Preserving nature is key for preventing future pandemics
A new study from the Cary Institute of Ecosystem Studies describes how wildlife diversity helps to protect human health. The experts report that restoring and preserving nature is critical for preventing future pandemics.
The researchers note that a growing collection of evidence suggests that biodiversity loss increases our exposure to both new and established zoonotic pathogens.
“There’s a persistent myth that wild areas with high levels of biodiversity are hotspots for disease. More animal diversity must equal more dangerous pathogens. But this turns out to be wrong.
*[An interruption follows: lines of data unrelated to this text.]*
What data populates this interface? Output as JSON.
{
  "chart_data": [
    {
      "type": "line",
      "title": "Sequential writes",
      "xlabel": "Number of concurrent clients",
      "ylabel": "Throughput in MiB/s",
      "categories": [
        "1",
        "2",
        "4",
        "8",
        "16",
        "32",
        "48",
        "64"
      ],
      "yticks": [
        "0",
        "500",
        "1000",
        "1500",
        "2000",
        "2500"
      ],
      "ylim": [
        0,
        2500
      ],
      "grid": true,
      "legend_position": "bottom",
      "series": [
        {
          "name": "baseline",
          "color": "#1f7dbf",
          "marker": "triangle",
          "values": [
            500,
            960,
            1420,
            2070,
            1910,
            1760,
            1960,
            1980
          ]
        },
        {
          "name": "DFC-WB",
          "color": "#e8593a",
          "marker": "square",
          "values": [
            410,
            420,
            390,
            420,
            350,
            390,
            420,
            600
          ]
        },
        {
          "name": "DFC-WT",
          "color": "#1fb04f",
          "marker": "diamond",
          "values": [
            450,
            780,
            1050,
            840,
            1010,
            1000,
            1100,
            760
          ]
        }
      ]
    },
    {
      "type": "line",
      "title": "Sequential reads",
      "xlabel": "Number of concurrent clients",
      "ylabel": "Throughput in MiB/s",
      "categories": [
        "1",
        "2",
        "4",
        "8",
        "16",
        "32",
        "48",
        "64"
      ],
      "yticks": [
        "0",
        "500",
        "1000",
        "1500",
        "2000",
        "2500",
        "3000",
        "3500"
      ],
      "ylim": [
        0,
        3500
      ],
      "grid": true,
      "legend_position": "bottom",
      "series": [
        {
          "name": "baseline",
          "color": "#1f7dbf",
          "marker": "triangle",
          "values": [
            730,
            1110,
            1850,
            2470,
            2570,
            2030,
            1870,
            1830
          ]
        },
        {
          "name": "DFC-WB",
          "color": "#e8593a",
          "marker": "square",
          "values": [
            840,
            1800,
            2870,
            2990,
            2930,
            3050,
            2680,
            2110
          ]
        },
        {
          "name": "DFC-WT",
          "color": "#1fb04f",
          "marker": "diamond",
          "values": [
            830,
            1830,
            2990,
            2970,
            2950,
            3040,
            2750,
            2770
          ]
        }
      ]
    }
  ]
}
Biodiversity isn’t a threat to us, it’s actually protecting us from the species most likely to make us sick,” explained study lead author Professor Felicia Keesing.
Zoonotic diseases like COVID-19 and Ebola are caused by pathogens that can jump from animals to humans. However, animal species vary in their ability to pass along infectious pathogens.
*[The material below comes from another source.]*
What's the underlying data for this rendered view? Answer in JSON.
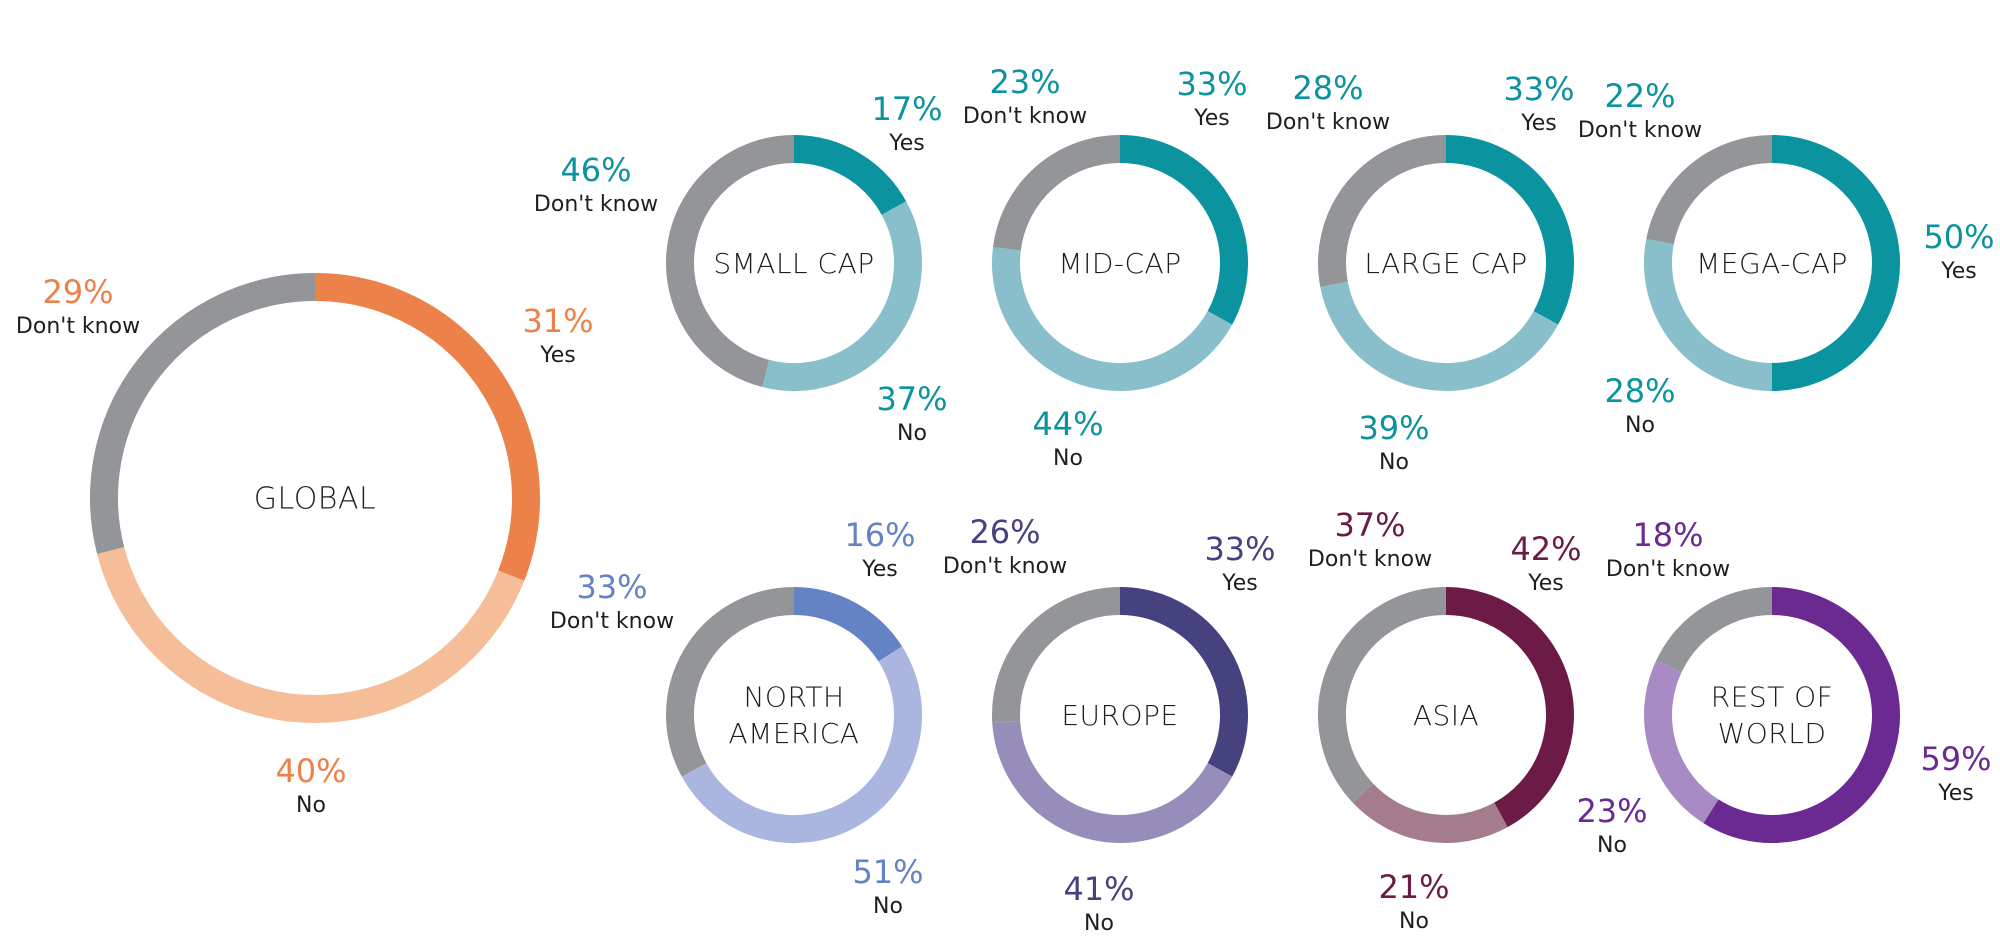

“Research is mounting that species that thrive in developed and degraded landscapes are often much more efficient at harboring pathogens and transmitting them to people,” said study co-author and disease ecologist Rick Ostfeld.
“In less-disturbed landscapes with more animal diversity, these risky reservoirs are less abundant and biodiversity has a protective effect.”
The mammals that are mostly likely to pass along infectious pathogens to humans include rodents, bats, primates, and carnivores. “The next emerging pathogen is far more likely to come from a rat than a rhino,” said the researchers.
This is because animals with fast life histories tend to be more efficient at transmitting pathogens, explained Professor Keesing,
“Animals that live fast, die young, and have early sexual maturity with lots of offspring tend to invest less in their adaptive immune responses. They are often better at transmitting diseases, compared to longer-lived animals with stronger adaptive immunity.”
As biodiversity is lost in an ecosystem, smaller species that live fast and die young tend to be more successful. Previous studies have shown that human development typically increases the abundance of zoonotic host species, bringing people and risky animals closer together.
“When we erode biodiversity, we favor species that are more likely to be zoonotic hosts, increasing our risk of spillover events,” said Ostfeld. “Managing this risk will require a better understanding of how things like habitat conversion, climate change, and overharvesting affect zoonotic hosts, and how restoring biodiversity to degraded areas might reduce their abundance.”
“Restoration of biodiversity is an important frontier in the management of zoonotic disease risk. Those pathogens that do spill over to infect humans – zoonotic pathogens – often proliferate as a result of human impacts,” said Professor Keesing.
“As we rebuild our communities after COVID-19, we need to have firmly in mind that one of our best strategies to prevent future pandemics is to protect, preserve, and restore biodiversity.”
The study is published in the journal Proceedings of the National Academy of Sciences.